Nel contempo, grazie ad un aggancio più stretto con la neurologia, grazie al lavoro del canadese Donald O. Hebb (1904-1985) nasce il nucleo del modello psicofisiologico, che studierà i processi dell’attività del pensiero e della percezione che acquisteranno rilevanza nello studio dell comportamento in tutta la sua complessità.

Proseguendo il nostro viaggio, un’importantissima spinta all’approccio dello studio psicologico, venne dallo statunitense George A. Miller (1920-2012), fondatore ed esponente del Cognitivismo che, con il suo lavoro, pose le basi della psicolinguistica, e si occupò del linguaggio e del processo di comunicazione.

Il Symposium on Information of Theory tenuto nel Massachusetts Istitute of Technology nel 1956, fu un punto di svolta: cambiò il modo di concepire l’oggetto di indagine psicologica che non sarà più solo il comportamento, ma anche la mente.

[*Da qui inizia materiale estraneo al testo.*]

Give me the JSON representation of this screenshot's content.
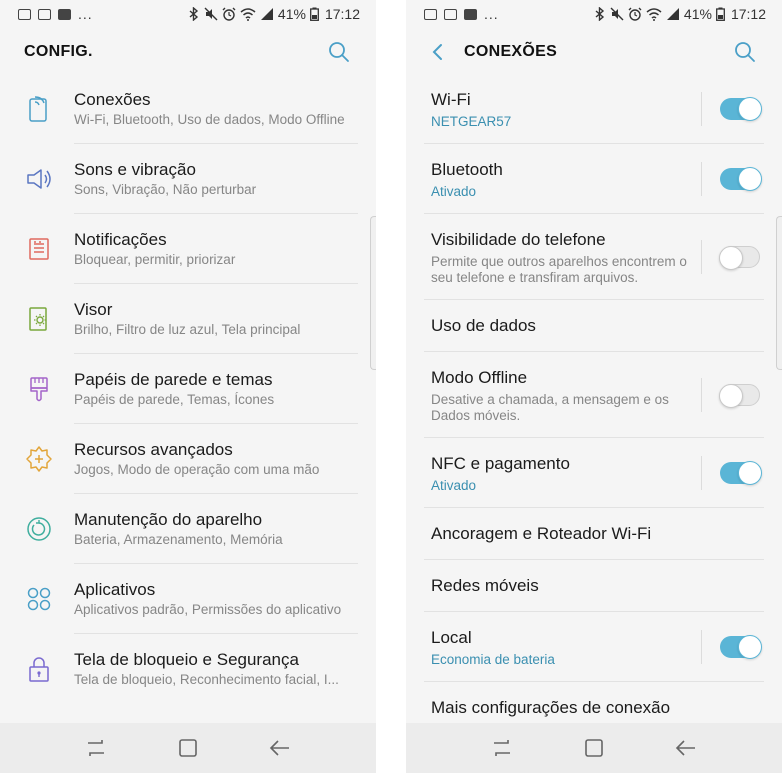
{
  "status_bar": {
    "dots": "...",
    "battery_percent": "41%",
    "time": "17:12"
  },
  "left_screen": {
    "title": "CONFIG.",
    "items": [
      {
        "title": "Conexões",
        "subtitle": "Wi-Fi, Bluetooth, Uso de dados, Modo Offline",
        "icon": "connections-icon",
        "color": "#4a9fc7"
      },
      {
        "title": "Sons e vibração",
        "subtitle": "Sons, Vibração, Não perturbar",
        "icon": "speaker-icon",
        "color": "#5b76c2"
      },
      {
        "title": "Notificações",
        "subtitle": "Bloquear, permitir, priorizar",
        "icon": "notifications-icon",
        "color": "#e06a5e"
      },
      {
        "title": "Visor",
        "subtitle": "Brilho, Filtro de luz azul, Tela principal",
        "icon": "display-icon",
        "color": "#7aa83c"
      },
      {
        "title": "Papéis de parede e temas",
        "subtitle": "Papéis de parede, Temas, Ícones",
        "icon": "brush-icon",
        "color": "#a365c9"
      },
      {
        "title": "Recursos avançados",
        "subtitle": "Jogos, Modo de operação com uma mão",
        "icon": "gear-plus-icon",
        "color": "#e2a53a"
      },
      {
        "title": "Manutenção do aparelho",
        "subtitle": "Bateria, Armazenamento, Memória",
        "icon": "maintenance-icon",
        "color": "#3fae9e"
      },
      {
        "title": "Aplicativos",
        "subtitle": "Aplicativos padrão, Permissões do aplicativo",
        "icon": "apps-icon",
        "color": "#4a9fc7"
      },
      {
        "title": "Tela de bloqueio e Segurança",
        "subtitle": "Tela de bloqueio, Reconhecimento facial, I...",
        "icon": "lock-icon",
        "color": "#7a6ad0"
      }
    ]
  },
  "right_screen": {
    "title": "CONEXÕES",
    "items": [
      {
        "title": "Wi-Fi",
        "subtitle": "NETGEAR57",
        "subtitle_accent": true,
        "toggle": "on",
        "height": "h70"
      },
      {
        "title": "Bluetooth",
        "subtitle": "Ativado",
        "subtitle_accent": true,
        "toggle": "on",
        "height": "h70"
      },
      {
        "title": "Visibilidade do telefone",
        "subtitle": "Permite que outros aparelhos encontrem o seu telefone e transfiram arquivos.",
        "subtitle_accent": false,
        "toggle": "off",
        "height": "h86"
      },
      {
        "title": "Uso de dados",
        "subtitle": "",
        "subtitle_accent": false,
        "toggle": "",
        "height": "h52"
      },
      {
        "title": "Modo Offline",
        "subtitle": "Desative a chamada, a mensagem e os Dados móveis.",
        "subtitle_accent": false,
        "toggle": "off",
        "height": "h86"
      },
      {
        "title": "NFC e pagamento",
        "subtitle": "Ativado",
        "subtitle_accent": true,
        "toggle": "on",
        "height": "h70"
      },
      {
        "title": "Ancoragem e Roteador Wi-Fi",
        "subtitle": "",
        "subtitle_accent": false,
        "toggle": "",
        "height": "h52"
      },
      {
        "title": "Redes móveis",
        "subtitle": "",
        "subtitle_accent": false,
        "toggle": "",
        "height": "h52"
      },
      {
        "title": "Local",
        "subtitle": "Economia de bateria",
        "subtitle_accent": true,
        "toggle": "on",
        "height": "h70"
      },
      {
        "title": "Mais configurações de conexão",
        "subtitle": "",
        "subtitle_accent": false,
        "toggle": "",
        "height": "h52"
      }
    ]
  },
  "colors": {
    "accent": "#3a8fb0",
    "toggle_on": "#5ab5d6"
  }
}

Questo fondamentale contributo verrà da Noam Chomsky (1928) e dai suoi studi sull’apprendimento, il linguaggio e la linguistica. Un ulteriore passo in avanti si ebbe con Jerome S. Bruner ed il suo libro “Il pensiero” attraverso il quale, partendo dalla teoria dell’informazione, arrivò alla teorizzazione dello strumento dell’elaborazione umana dell’informazione. Avvertendo l’importanza di arricchire il quadro dell’attività cognitivista, fu finanziato un progetto con lo scopo di dare una risposta ai quesiti sollevati dagli studi dei processi cognitivi: si trattò di una attività interdisciplinare che oltre alla psicologia coinvolse anche la filosofia, l’Intelligenza Artificiale, le neuroscienze, la linguistica e l’antropologia. Questo lavoro diede luogo ad una divisione rilevante ed alla formazione del Connessionismo da parte delle neuroscienze, il cui contributo è ancora oggi un punto di riferimento fondamentale, per capire gli studi della psicologia moderna.